Waarom modellen gebruiken als je data hebt?
Onderstaande tekst is in uitsluitend beschikbaar in het Engels.
Sometimes, the advent of Big Data and analytics seems to blow away the old way of computational modeling that explains the world around us in terms of the laws of physics. Are we indeed witnessing the end of this type of modeling and should its practitioners be looking for a new job?
These days, everybody seems to be sure that there is something like a tsunami of environmental observations coming. Let’s assume that this is true and explain the actual lack of useful environmental data right now as the calm before the storm. Then why will we not simply collect all that data (probably doing something with Hadoop, that will make us look cool) and then do a bit of statistics to find trends and deviations? Why not do away with those computational models that require you to describe your entire system in an incomprehensible format that simply can’t express what you are trying to tell, have all sorts of whims (like never converging when you’ve finally specified the model you had in mind) and in the end produce results that don’t match reality?
I found a few answers in a fascinating PhD thesis (Transport of nutrients from land to sea, by Arthur Beusen). In his work, Dr. Beusen tries to quantify the global flows of nutrients like nitrogen and phosphorus (OK, this topic will probably not keep many of us awake at night, but it is important so it’s good that someone studies it). The initial approach is to see if there are correlations between these flows and the properties of the river area from which these flows emerge. If so, you would be able to estimate the total, global flow from the known properties of all the river areas in the world.
Dr. Beusen and his co-workers indeed find some significant correlations that largely (80%) explain the observed concentrations. So their approach works. But there are several limitations (as the author of the thesis duly admits). Here are a few.
– Conditions may change over time: fertilizers were used much less 50 years ago, aquaculture virtually didn’t exist then and there was no climate change. So simply assuming that the correlations and trends that you get from the data of the last 50 years will also hold in the future is no safe bet. At least not safe enough to base million dollar policy decisions on.
– In the end, you only get correlations: if the precipitation is larger, then probably (but not certainly) the total nutrient mass is larger. But for an individual river, this may not hold (unless the correlation coefficient were 1.0, but that doesn’t count as statistics anymore, does it?). So, it’s not very helpful if you want to know the concentration for a particular river. And neither does it provide enough certainty to know what action to take for that particular river if something is wrong.
Apart from these, there are loads of other issues, like the question whether all the data is really valid and also established with the same observation methodology. But I think the arguments above are already serious enough to cast at least a shadow of doubt on whether statistical relations are all we will ever need.
Now, some of you may argue that the first argument (if you miss some variables, you may end up with the wrong prediction) also holds for models that are based on the laws of physics: if you omit one of the relevant processes in your model, it may also go astray big time. The point is, however, that your model is based on an understanding of your system. If you know about climate change, for instance, you may put terms in there that you think describe the influence of a higher temperature. That may not be correct right away, but you can test and improve your hypothesis as time moves on. Data-scientist, on the other hand, cannot say anything but “let’s wait and see, we will tell you once we’ve measured the correlations”. When talking about climate change, this is hardly a reassuring answer.
But I won’t claim that statistical relations will never replace models. I have the feeling that such a statement could one day get me into trouble. Even a great man like Thomas J Watson, the CEO of IBM in the 50s, is now mostly remembered only for predicting that the world doesn’t need more than some five computers (which he probably never said, by the way).

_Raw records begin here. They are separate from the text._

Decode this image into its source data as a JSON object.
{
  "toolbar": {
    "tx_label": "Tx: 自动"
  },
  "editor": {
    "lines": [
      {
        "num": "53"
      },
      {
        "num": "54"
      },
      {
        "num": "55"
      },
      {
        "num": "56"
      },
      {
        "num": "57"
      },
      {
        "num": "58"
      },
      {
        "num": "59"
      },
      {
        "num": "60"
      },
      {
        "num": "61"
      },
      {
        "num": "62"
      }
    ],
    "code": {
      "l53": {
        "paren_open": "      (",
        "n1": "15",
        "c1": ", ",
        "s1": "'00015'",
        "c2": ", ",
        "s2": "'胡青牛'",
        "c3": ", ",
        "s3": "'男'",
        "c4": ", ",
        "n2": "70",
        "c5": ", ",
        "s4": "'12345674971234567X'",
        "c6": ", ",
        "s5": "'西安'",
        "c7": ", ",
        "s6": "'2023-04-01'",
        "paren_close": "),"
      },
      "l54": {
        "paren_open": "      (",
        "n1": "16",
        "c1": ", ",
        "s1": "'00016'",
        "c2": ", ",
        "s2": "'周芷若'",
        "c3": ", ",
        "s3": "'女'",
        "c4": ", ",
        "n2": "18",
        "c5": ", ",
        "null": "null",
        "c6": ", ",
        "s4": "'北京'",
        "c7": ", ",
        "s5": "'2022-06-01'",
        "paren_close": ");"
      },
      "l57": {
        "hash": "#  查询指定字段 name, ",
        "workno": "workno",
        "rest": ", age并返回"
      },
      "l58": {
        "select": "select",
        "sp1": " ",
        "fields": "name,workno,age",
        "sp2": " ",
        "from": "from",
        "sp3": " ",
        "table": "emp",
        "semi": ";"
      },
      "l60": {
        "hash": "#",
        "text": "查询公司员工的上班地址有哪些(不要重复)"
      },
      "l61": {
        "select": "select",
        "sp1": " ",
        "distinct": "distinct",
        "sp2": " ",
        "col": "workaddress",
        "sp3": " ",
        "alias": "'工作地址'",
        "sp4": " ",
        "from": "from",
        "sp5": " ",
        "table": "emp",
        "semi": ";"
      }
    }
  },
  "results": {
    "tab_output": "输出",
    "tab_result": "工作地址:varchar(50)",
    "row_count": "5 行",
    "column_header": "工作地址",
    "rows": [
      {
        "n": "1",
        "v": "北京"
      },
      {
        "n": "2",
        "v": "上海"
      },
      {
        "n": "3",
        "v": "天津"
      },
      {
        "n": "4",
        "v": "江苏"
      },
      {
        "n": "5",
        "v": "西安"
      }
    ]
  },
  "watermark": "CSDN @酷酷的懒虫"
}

Or think about Einstein’s teacher telling him that he would never get far in life. I’d rather be remembered for my foresight than for a lack of imagination. So it’s interesting to spend a moment considering what would be needed on the side of data to replace computational models with an eye on the arguments above.
For the influence of changing conditions, we might hope that if we observe many systems across the world (and perhaps even other worlds) we will always find some system that matches the new, changed conditions. Or find out how conditions alter the correlations. I’ve been told that this is one of the strategies of TomTom for predicting traffic. They simply collect so much data that there will usually be a matching situation for today’s traffic.
Regarding the issue that statistics don’t give you certainty, the answer of the data guys is probably that you should place more sensors. With more sensors you get more correlations and a more complete understanding of the nutrients behavior. Problem solved (so the data guys say, but they might at least be overlooking the costs of all those sensors).
So, is the end of computational models conceivable? Perhaps the answer is yes. But there is a funny way out of this miserable future for us modelers if it should ever emerge. And that is that the laws of physics are also just correlations. If I drop a hammer, there is a pretty high correlation between time-squared and its vertical position. The only difference with traditional statistics is the degree of certainty. So let’s just say that we are also statisticians, and in fact very good ones because our correlations are all 1.0. Then we belong to the cool guys again (though I can’t think of something to do with Hadoop; better keep that quiet).